At SXSW in Austin, a Brand Innovators panel brought together leaders from retail, CPG, and global brand marketing to unpack one of the industry’s most pressing questions: what actually matters in marketing in 2026 – and what’s already obsolete?
Across categories, the message was consistent: marketing is moving away from campaign thinking and toward always-on systems shaped by AI, creators and communities.
AI, the panel argued, is no longer a future-forward differentiator – it’s operational infrastructure.
For Drew Ingram, U.S. media activations lead, at PepsiCo, the shift is less about experimentation and more about scale and speed. AI is now embedded in how teams plan, activate and optimize media ecosystems in real time, compressing production cycles that once defined campaign calendars.
But the panel also surfaced a shared concern: efficiency is accelerating output faster than meaning can keep up.
Marie Langhout-Franklin, vice president of marketing at Nordstrom & Nordstrom Rack, pointed to the growing pressure on brands to stand out in an environment where content is effectively infinite and increasingly homogenized.
The challenge, she suggested, is no longer access to tools – but clarity of voice in a system that rewards sameness.
That tension is reshaping what “personalization” means in practice. Rather than explicit targeting or segmented messaging, marketers described a shift toward more ambient, behavior-led relevance – where brand interactions are increasingly embedded in discovery moments across platforms rather than delivered as discrete campaigns.

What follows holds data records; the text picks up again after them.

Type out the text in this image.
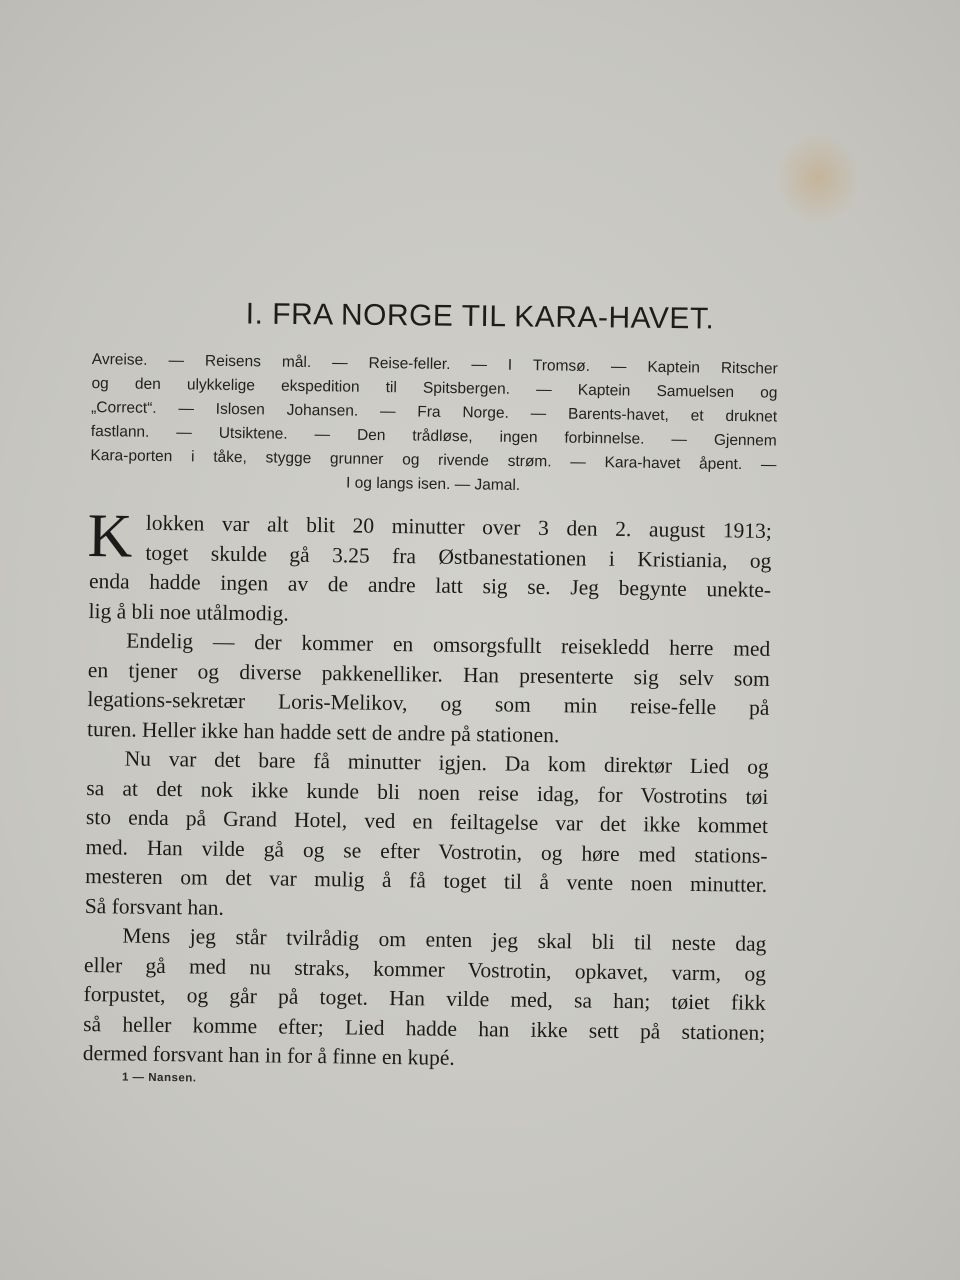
I. FRA NORGE TIL KARA-HAVET.
Avreise. — Reisens mål. — Reise-feller. — I Tromsø. — Kaptein Ritscher
og den ulykkelige ekspedition til Spitsbergen. — Kaptein Samuelsen og
„Correct“. — Islosen Johansen. — Fra Norge. — Barents-havet, et druknet
fastlann. — Utsiktene. — Den trådløse, ingen forbinnelse. — Gjennem
Kara-porten i tåke, stygge grunner og rivende strøm. — Kara-havet åpent. —
I og langs isen. — Jamal.
K lokken var alt blit 20 minutter over 3 den 2. august 1913;
toget skulde gå 3.25 fra Østbanestationen i Kristiania, og
enda hadde ingen av de andre latt sig se. Jeg begynte unekte-
lig å bli noe utålmodig.
Endelig — der kommer en omsorgsfullt reisekledd herre med
en tjener og diverse pakkenelliker. Han presenterte sig selv som
legations-sekretær Loris-Melikov, og som min reise-felle på
turen. Heller ikke han hadde sett de andre på stationen.
Nu var det bare få minutter igjen. Da kom direktør Lied og
sa at det nok ikke kunde bli noen reise idag, for Vostrotins tøi
sto enda på Grand Hotel, ved en feiltagelse var det ikke kommet
med. Han vilde gå og se efter Vostrotin, og høre med stations-
mesteren om det var mulig å få toget til å vente noen minutter.
Så forsvant han.
Mens jeg står tvilrådig om enten jeg skal bli til neste dag
eller gå med nu straks, kommer Vostrotin, opkavet, varm, og
forpustet, og går på toget. Han vilde med, sa han; tøiet fikk
så heller komme efter; Lied hadde han ikke sett på stationen;
dermed forsvant han in for å finne en kupé.
1 — Nansen.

Katka Renckens, head of brand at Rituals framed this as a shift in expectation: consumers are less interested in being “targeted” and more responsive to experiences that feel naturally aligned with context, routine and intent.
In this environment, the traditional campaign model is under pressure.

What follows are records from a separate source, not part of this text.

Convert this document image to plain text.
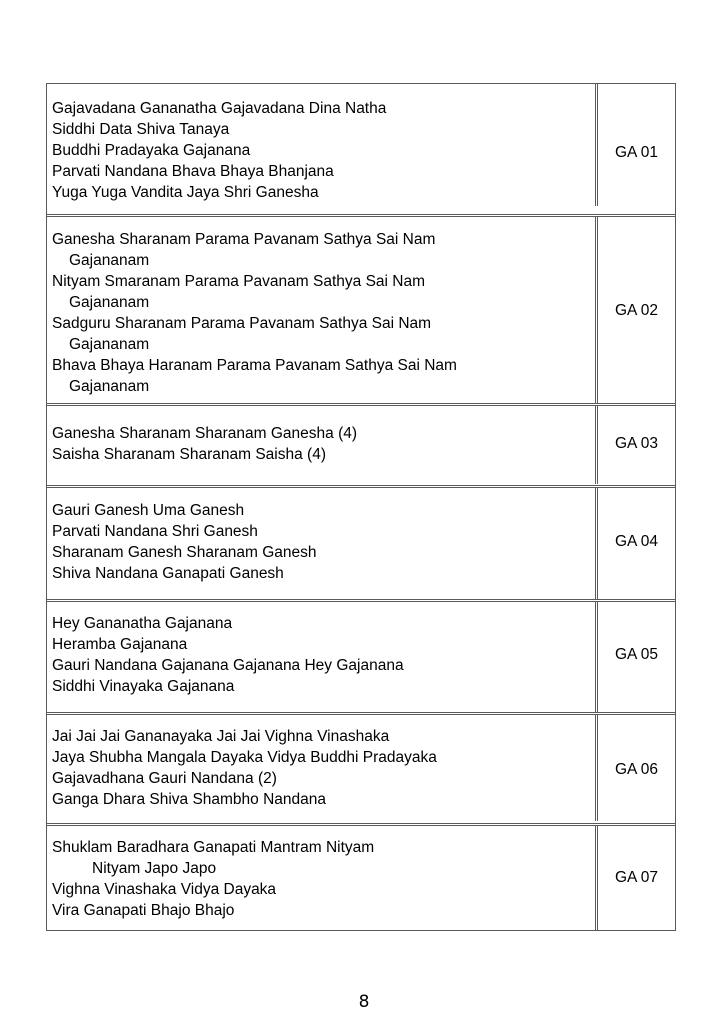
Gajavadana Gananatha Gajavadana Dina Natha
Siddhi Data Shiva Tanaya
Buddhi Pradayaka Gajanana
Parvati Nandana Bhava Bhaya Bhanjana
Yuga Yuga Vandita Jaya Shri Ganesha
GA 01
Ganesha Sharanam Parama Pavanam Sathya Sai Nam
Gajananam
Nityam Smaranam Parama Pavanam Sathya Sai Nam
Gajananam
Sadguru Sharanam Parama Pavanam Sathya Sai Nam
Gajananam
Bhava Bhaya Haranam Parama Pavanam Sathya Sai Nam
Gajananam
GA 02
Ganesha Sharanam Sharanam Ganesha (4)
Saisha Sharanam Sharanam Saisha (4)
GA 03
Gauri Ganesh Uma Ganesh
Parvati Nandana Shri Ganesh
Sharanam Ganesh Sharanam Ganesh
Shiva Nandana Ganapati Ganesh
GA 04
Hey Gananatha Gajanana
Heramba Gajanana
Gauri Nandana Gajanana Gajanana Hey Gajanana
Siddhi Vinayaka Gajanana
GA 05
Jai Jai Jai Gananayaka Jai Jai Vighna Vinashaka
Jaya Shubha Mangala Dayaka Vidya Buddhi Pradayaka
Gajavadhana Gauri Nandana (2)
Ganga Dhara Shiva Shambho Nandana
GA 06
Shuklam Baradhara Ganapati Mantram Nityam
Nityam Japo Japo
Vighna Vinashaka Vidya Dayaka
Vira Ganapati Bhajo Bhajo
GA 07
8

Across speakers, there was agreement that marketing is moving toward continuous engagement systems – where content, media, and commerce operate as a connected layer rather than a series of isolated bursts.
Campaigns, once the industry’s organizing principle, are increasingly seen as too rigid for a landscape defined by algorithmic discovery and real-time optimization.

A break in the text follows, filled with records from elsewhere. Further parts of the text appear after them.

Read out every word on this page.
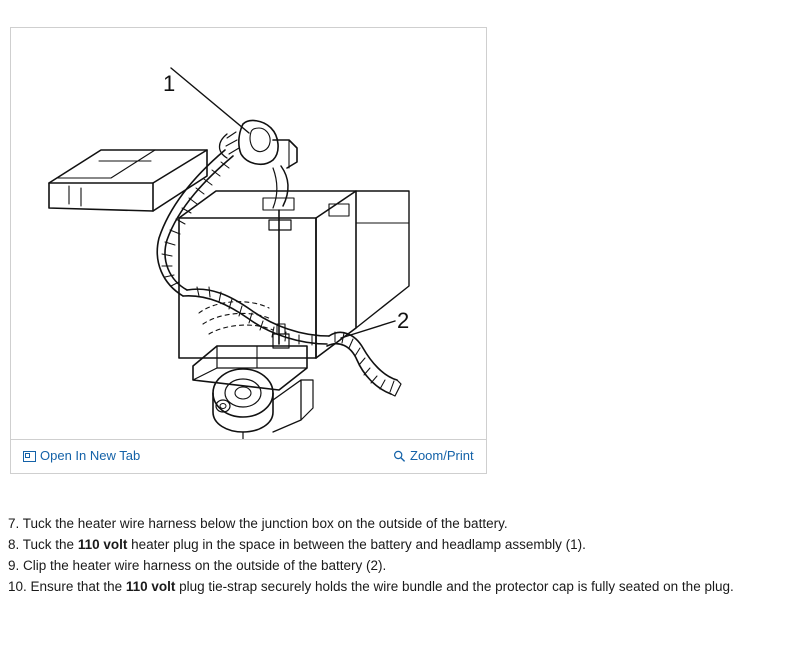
1
2
Open In New Tab	Zoom/Print
7. Tuck the heater wire harness below the junction box on the outside of the battery.
8. Tuck the 110 volt heater plug in the space in between the battery and headlamp assembly (1).
9. Clip the heater wire harness on the outside of the battery (2).
10. Ensure that the 110 volt plug tie-strap securely holds the wire bundle and the protector cap is fully seated on the plug.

The panel also emphasized the rising importance of cultural participation over broadcast messaging. Brands are no longer competing solely for attention; they are competing for relevance inside communities that now behave more like ecosystems than audiences.
That shift is forcing marketers to rethink how influence is built – less through reach, more through sustained presence and credibility within cultural contexts.
Underlying all of it was a shared recalibration of what growth looks like in 2026. Efficiency still matters, but not at the expense of distinctiveness or long-term brand equity.
The takeaway was less about disruption and more about consolidation: the tools have changed, the channels have multiplied, but the fundamentals are snapping back into focus.
Marketing, in other words, is not being reinvented again – it’s being reorganized around a new reality where AI powers execution, culture drives relevance and campaigns are no longer the center of gravity.
Or as the panel’s direction implied: what’s next is already here.